Posted by David L. House II @ Intellectual Conservative
Please review the following quotes and determine whether you can name the Republican who spoke these words:
“Let every nation know, whether it wishes us well or ill, that we shall pay any price, bear any burden, meet any hardship, support any friend, oppose any foe, to assure the survival and success of liberty.”
“The American character has been not only religious, idealistic, and patriotic, but because of these it has been essentially individual”
“Conceived in Grecian thought, strengthened by Christian morality, and stamped indelibly into American political philosophy, the right of the individual against the State is the keystone of our Constitution. Each man is free”
“In Revolutionary times, the cry “No taxation without representation” was not an economic complaint. Rather, it was directly traceable to the eminently fair and just principle that no sovereign power has the right to govern without the consent of the governed. Anything short of that was tyranny. It was against this tyranny that the colonists “fired the shot heard ’round the world””
“If it is in the public interest to maintain an industry, it is clearly not in the public interest by the impact of regulatory authority to destroy its otherwise viable way of life”
“We want prosperity and in a free enterprise system there can be no prosperity without profit. We want a growing economy and there can be no growth without the investment that is inspired and financed by profit. We want to maintain our natural security and other essential programs and we will have little revenue to finance them unless there is profit”
“I would not look with favor upon a president working to subvert the First Amendment’s guarantees of religious liberty”
“Corporate tax rates must also be cut to increase incentives and the availability of investment capital”
“Our practical choice is not between a tax-cut deficit and a budgetary surplus.

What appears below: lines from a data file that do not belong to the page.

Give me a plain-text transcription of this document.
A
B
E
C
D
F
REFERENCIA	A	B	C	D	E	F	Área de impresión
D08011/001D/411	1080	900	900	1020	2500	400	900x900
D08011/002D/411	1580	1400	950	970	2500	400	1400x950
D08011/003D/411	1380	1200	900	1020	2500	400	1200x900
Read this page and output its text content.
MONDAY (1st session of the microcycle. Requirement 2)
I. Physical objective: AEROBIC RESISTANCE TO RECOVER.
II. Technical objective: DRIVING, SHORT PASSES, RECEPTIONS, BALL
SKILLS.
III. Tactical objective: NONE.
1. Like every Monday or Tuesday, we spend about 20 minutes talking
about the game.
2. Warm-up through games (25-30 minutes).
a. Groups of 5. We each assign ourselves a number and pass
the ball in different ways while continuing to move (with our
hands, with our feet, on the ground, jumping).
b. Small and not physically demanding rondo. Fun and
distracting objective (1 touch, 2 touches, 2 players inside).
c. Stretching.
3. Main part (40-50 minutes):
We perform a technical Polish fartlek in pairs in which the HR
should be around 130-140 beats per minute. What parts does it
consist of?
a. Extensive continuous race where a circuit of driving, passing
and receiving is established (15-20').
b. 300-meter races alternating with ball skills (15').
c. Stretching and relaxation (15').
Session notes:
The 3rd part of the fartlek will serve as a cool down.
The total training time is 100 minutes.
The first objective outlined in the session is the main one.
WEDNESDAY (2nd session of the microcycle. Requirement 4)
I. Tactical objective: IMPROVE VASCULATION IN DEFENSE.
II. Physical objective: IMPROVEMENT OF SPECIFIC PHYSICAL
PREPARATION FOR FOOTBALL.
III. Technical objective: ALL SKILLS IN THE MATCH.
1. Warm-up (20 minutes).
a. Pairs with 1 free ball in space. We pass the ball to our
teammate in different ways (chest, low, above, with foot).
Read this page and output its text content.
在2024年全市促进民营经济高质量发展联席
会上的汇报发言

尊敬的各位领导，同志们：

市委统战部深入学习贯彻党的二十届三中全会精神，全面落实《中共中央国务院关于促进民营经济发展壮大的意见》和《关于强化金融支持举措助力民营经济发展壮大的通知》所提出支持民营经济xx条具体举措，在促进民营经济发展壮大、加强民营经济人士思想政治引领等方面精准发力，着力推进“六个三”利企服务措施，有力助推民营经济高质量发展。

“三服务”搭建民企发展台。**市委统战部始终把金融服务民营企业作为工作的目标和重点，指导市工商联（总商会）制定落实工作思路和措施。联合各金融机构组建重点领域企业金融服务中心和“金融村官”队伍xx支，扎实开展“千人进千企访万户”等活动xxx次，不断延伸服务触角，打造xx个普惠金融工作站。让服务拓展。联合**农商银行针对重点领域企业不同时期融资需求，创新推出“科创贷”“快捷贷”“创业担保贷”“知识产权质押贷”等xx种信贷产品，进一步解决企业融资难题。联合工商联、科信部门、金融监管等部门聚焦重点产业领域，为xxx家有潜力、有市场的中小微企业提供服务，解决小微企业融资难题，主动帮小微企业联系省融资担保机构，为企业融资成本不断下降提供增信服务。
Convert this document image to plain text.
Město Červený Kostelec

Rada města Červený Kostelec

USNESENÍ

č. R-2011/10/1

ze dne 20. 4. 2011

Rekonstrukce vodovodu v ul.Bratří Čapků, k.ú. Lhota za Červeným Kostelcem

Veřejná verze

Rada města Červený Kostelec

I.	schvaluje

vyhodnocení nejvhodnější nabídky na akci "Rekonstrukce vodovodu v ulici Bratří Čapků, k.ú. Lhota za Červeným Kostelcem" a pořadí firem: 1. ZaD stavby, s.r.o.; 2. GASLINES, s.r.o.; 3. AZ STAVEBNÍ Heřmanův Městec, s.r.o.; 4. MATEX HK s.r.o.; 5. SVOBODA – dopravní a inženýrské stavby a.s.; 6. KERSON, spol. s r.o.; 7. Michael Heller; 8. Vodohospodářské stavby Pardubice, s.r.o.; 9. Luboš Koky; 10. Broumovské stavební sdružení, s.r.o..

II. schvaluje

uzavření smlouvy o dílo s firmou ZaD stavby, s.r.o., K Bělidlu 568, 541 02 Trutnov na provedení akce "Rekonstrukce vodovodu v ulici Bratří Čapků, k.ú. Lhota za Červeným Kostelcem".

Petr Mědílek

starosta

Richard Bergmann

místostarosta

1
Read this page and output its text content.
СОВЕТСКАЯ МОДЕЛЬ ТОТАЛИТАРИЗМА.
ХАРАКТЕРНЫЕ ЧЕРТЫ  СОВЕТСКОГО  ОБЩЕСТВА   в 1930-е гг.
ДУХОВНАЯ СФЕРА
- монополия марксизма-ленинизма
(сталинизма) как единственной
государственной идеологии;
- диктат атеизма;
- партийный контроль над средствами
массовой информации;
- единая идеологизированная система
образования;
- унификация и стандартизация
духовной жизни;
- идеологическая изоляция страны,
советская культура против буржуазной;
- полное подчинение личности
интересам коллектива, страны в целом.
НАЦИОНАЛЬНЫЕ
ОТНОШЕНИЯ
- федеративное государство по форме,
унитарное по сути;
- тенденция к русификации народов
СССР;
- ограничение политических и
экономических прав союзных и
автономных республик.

It is between two kinds of deficits: a chronic deficit of inertia, as the unwanted result of inadequate revenues and a restricted economy, or a temporary deficit of transition, resulting from a tax cut designed to boost the economy, increase tax revenues, and achieve, I believe — and I believe this can be done — a budget surplus. The first type of deficit is a sign of waste and weakness; the second reflects an investment in the future”
Russell Kirk? William F. Buckley? Milton Friedman? Hayek? Irving Kristol? Bill Kristol? Ted Cruz? Phyllis Schlafly? Ronald Reagan? If you guessed any of these names you are incorrect as the aforementioned quotes came from John F. Kennedy.
This proves how far left the Democratic Party has veered. Yes, John F. Kennedy believed in individual rights, the decentralization of the powers of the federal government, and tax cuts spurring economic growth to produce a budget surplus. These views would be, in fact are, mercilessly mocked and ridiculed by today’s Democratic Party.
John F. Kennedy once famously stated “And so, my fellow Americans: ask not what your country can do for you — ask what you can do for your country. My fellow citizens of the world: ask not what America will do for you, but what together we can do for the freedom of man.” Today the Democratic Party no longer believes in the freedom of man or individual rights, as the sole impetus of the party is the expansion of the state. For modern liberals it is statism at all costs. Whatever policy position one has to take, even if that policy position is in direct contradiction to the position you had yesterday, to promote the state, the modern Democrat will take.
Yes, the current mantra of the Democratic Party is no longer “ask not what your country can do for you — ask what you can do for your country.” A more appropriate statement to summarize the current philosophy of the modern Democratic Party would be “ask not what you can do for yourself or your country, but what the state can do for you.”